10 Sep 2008 01:54 pm

Don't know how many McCain campaign HQ operatives actually went to bed last night thinking that Barack Obama had offended the dignity of Gov. Sarah Palin by comparing her to swine, but when they awoke this morning to ad nauseum coverage of Obama's comments, they must have grinned.

Media entities could have had an internal conversation along the lines of: "This is stupid; let's cover the education stuff." Instead, news outlets are either giving McCain evil-genuis points for turning a nothing into a something, or are calling out the McCain campaign for being mean and duplicitous, but in any event, voters on the periphery of the conversation only hear enough to hear the accusations anyway.

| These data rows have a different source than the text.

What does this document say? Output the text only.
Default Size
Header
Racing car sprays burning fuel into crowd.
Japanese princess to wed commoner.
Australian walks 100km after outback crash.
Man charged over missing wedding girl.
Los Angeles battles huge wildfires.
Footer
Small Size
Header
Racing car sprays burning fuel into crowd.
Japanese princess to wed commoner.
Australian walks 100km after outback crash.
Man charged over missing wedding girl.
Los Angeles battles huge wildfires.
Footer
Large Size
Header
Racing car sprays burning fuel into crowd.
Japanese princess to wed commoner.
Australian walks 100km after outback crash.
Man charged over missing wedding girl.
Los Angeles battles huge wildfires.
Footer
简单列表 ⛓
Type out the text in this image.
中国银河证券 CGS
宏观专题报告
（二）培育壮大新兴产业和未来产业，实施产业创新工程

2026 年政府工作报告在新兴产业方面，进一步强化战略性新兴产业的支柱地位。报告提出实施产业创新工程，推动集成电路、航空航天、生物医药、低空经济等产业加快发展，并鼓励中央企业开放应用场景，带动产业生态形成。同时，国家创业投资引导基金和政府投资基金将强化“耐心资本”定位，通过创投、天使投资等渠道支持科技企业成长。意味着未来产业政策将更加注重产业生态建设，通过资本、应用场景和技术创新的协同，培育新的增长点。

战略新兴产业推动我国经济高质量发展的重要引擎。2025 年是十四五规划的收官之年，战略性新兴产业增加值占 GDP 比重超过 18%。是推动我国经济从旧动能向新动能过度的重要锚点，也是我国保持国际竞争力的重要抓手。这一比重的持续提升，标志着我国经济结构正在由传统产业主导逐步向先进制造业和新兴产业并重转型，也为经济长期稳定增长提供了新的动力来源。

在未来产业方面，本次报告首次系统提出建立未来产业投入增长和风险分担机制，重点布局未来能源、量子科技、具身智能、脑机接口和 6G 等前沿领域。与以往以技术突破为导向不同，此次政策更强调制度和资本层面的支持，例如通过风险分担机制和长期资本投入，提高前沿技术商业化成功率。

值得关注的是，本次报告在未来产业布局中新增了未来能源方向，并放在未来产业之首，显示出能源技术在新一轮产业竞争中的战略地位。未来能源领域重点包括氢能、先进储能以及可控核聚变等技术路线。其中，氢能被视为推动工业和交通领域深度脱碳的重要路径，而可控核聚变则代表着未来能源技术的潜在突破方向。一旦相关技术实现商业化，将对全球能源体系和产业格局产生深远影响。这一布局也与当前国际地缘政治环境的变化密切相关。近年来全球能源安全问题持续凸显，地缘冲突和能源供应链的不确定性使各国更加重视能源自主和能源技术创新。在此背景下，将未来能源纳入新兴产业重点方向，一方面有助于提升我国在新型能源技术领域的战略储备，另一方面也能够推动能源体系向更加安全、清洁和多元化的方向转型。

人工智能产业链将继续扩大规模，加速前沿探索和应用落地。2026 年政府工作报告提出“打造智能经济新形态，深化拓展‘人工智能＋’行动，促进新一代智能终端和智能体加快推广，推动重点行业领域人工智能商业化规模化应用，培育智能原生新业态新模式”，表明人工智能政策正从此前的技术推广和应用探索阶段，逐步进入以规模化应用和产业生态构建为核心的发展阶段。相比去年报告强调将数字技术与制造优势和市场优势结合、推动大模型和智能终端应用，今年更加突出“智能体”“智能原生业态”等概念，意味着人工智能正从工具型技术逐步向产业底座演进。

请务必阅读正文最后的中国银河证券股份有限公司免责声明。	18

If this is the dynamic from here on out -- each day dominated by an outrageous accusation by the McCain campaign, and Obama forced to defend against each outrageous claim, well, Obama is probably going to lose. The story McCain is telling -- that Obama is scary and dangerous -- may well be the dominant storyline for the next 55 days. Obama's story is much simpler:  We want change. I am change. McCain is more of the same. He who gets to tell his story will win.
What can the Obama campaign do? Pray for a backlash? Ignore the national media and focus on how local newspapers, television stations and online concerns are covering the race?

There's no downside to applying the Keyser Soze rules -- go further than your opponent is willing to go. So long as you commit to this strategy 100%, it can work.

This is why, incidentally, that the Obama campaign wants Democratic 527s to come to their rescue.